In January 2011, the Company completed the acquisition of Marbek Resource Consultants Ltd. ("Marbek"), a Canadian energy and environmental consulting firm. The acquisition was immaterial to the financial statements taken as a whole. The acquisition created an integrated energy, climate, and environmental consultancy with a strong presence in Canada.

JASI

Effective December 2009, the Company acquired all of the outstanding common stock of JASI, an information technology firm specializing in providing cybersecurity and identity management services to U.S. federal civilian and defense agencies. The acquisition was immaterial to the financial statements taken as a whole. With the acquisition, the Company is able to offer an expanded range of advisory and implementation solutions across our federal and energy industry client base to assist in mitigating emerging cybersecurity threats and vulnerabilities.

Macro

Effective March 2009, the Company acquired all of the outstanding common shares of Macro. Macro provides research and evaluation, management consulting, marketing communications, and information services to key agencies and departments of the federal government. Macro is recognized for its expertise in research, evaluation, consulting, and implementation services, particularly in federal health programs, covering a wide range of health issues in the U.S. and internationally. In addition to its health-related expertise, Macro has strong credentials in housing, labor, and veterans affairs issues. The Company undertook the acquisition to expand its health-related and large project implementation capabilities across key federal markets, to add service offerings and clients in one of its largest markets, and to provide significant growth potential and cross-selling opportunities.

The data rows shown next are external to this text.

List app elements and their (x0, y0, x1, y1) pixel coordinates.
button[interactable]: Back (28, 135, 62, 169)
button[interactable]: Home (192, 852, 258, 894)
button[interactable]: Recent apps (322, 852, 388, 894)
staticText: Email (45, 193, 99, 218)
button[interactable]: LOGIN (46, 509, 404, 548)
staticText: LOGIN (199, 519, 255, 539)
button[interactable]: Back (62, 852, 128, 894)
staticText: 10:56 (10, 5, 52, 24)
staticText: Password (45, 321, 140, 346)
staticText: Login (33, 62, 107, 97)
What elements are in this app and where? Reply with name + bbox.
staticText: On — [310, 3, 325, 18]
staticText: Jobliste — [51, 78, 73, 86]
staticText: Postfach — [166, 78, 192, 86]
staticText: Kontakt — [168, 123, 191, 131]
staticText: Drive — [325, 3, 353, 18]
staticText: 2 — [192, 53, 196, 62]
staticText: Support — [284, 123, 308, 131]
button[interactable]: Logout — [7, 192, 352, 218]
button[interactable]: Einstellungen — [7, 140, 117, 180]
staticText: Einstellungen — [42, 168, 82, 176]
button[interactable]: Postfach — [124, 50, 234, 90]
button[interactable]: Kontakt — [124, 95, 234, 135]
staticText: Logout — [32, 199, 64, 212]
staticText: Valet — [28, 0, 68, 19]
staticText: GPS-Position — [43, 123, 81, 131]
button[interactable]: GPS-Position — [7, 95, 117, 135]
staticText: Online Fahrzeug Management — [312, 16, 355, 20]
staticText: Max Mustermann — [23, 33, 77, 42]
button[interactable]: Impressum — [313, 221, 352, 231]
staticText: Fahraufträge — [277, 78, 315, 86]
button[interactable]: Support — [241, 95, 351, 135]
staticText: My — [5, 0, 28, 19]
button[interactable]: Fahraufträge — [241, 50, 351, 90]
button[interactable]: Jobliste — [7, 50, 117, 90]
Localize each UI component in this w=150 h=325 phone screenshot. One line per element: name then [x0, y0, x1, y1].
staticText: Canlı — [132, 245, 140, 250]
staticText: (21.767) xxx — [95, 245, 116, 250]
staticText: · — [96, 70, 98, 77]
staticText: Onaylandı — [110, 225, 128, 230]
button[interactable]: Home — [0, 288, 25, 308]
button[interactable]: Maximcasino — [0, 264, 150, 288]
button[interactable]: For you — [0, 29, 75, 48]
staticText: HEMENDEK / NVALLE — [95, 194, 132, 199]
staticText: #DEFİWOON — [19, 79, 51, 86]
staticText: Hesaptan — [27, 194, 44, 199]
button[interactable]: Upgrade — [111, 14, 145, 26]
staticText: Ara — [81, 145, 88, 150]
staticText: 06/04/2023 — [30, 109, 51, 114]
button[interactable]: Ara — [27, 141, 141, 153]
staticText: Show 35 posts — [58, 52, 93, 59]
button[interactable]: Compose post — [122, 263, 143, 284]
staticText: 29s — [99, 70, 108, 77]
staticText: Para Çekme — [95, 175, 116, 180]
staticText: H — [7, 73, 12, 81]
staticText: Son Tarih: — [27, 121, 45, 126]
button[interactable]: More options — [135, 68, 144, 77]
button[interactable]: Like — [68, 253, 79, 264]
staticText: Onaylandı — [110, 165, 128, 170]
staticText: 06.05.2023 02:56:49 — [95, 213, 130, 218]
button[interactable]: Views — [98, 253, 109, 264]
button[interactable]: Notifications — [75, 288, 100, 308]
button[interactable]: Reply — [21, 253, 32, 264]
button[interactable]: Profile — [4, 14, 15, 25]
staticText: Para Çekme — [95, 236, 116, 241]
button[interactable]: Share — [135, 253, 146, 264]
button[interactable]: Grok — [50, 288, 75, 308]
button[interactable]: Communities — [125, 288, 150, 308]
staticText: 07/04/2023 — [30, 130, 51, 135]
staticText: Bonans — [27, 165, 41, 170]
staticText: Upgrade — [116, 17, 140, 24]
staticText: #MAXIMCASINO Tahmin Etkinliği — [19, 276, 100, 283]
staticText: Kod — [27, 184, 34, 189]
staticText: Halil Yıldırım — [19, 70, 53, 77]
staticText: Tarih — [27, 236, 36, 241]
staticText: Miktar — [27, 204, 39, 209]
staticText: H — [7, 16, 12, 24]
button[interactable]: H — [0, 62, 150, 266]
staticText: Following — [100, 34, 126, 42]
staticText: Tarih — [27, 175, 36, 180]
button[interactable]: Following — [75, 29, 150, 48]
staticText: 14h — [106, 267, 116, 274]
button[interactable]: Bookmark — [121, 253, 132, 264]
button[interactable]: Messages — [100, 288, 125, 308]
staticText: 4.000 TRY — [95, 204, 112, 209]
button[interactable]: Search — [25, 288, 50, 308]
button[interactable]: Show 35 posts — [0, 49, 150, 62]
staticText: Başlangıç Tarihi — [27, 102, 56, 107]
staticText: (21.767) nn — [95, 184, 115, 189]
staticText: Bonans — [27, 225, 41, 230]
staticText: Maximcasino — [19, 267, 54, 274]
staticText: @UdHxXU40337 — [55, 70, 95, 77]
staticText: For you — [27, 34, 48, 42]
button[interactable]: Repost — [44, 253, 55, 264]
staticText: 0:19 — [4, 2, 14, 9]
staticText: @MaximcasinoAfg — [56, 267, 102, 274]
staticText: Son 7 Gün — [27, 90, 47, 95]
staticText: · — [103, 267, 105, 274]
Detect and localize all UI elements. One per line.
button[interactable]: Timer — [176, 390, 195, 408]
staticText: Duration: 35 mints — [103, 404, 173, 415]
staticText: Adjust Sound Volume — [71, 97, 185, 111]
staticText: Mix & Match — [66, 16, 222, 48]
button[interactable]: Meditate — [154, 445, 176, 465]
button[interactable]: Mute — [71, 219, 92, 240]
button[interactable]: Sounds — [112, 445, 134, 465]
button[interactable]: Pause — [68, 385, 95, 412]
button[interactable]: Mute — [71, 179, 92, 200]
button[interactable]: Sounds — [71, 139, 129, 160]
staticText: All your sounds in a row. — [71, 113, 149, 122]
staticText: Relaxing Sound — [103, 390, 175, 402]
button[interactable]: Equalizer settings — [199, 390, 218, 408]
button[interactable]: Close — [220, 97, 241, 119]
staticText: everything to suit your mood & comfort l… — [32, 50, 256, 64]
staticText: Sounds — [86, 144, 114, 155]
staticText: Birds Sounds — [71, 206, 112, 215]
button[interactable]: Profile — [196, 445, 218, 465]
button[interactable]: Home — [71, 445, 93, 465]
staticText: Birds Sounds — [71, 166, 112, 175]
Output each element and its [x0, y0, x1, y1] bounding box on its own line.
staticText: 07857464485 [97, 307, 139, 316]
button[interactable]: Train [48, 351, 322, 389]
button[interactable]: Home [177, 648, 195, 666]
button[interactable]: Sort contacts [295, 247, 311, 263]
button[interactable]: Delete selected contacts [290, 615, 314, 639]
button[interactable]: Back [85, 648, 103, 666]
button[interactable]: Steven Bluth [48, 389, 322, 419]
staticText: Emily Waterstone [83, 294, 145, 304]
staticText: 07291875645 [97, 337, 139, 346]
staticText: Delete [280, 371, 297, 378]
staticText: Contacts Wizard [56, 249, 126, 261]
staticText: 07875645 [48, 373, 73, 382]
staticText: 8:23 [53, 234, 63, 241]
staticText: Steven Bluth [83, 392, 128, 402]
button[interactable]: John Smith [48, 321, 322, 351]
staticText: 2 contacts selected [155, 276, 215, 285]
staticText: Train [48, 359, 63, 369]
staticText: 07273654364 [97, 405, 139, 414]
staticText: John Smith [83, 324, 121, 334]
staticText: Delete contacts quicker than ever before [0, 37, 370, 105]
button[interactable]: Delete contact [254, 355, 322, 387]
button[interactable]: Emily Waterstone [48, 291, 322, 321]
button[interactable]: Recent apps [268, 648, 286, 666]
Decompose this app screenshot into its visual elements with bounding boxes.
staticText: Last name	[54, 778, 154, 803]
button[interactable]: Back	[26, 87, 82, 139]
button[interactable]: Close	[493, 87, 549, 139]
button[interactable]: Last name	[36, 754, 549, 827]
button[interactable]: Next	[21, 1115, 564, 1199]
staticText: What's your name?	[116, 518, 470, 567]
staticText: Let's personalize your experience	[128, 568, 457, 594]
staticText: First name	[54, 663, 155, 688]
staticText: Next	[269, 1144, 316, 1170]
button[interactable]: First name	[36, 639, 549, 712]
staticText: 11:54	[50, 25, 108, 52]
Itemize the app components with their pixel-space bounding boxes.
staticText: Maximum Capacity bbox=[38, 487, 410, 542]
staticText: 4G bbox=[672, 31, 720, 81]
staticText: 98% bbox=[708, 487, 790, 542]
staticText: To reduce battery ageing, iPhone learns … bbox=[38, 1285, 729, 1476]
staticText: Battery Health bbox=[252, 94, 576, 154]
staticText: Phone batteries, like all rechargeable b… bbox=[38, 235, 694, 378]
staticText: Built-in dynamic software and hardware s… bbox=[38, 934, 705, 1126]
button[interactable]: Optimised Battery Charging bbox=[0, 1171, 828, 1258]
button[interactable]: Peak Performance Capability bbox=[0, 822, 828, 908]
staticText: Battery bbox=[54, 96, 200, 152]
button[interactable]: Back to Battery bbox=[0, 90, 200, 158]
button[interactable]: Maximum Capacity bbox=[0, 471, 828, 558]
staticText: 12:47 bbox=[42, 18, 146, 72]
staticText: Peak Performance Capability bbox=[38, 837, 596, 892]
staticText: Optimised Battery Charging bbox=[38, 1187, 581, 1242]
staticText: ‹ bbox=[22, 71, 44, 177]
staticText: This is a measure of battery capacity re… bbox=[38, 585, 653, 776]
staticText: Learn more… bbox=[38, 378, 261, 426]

The aggregate purchase price of approximately $157.6 million in cash, including the working capital adjustment required by the stock purchase agreement, was funded by the revolving credit facility. The Company engaged an independent valuation firm to assist management in the allocation of the purchase price to goodwill and to other acquired intangible assets. The excess of the purchase price over the estimated fair value of the net tangible assets acquired was approximately $129.5 million. The Company allocated approximately $104.1 million to goodwill and $25.4 million to other intangible assets. The intangible assets consist of approximately $24.6 million of customer-related intangibles that are being amortized over seven years, and $0.8 million of marketing-related intangibles that were amortized over nine months. Macro was purchased under the election provisions of Internal Revenue Code Section 338(h)(10), and, therefore, goodwill and the amortization of intangibles are deductible for tax purposes over a fifteen-year period and will generate deferred taxes. The results of operations for Macro have been included in the Company's statement of earnings for periods beginning after March 31, 2009.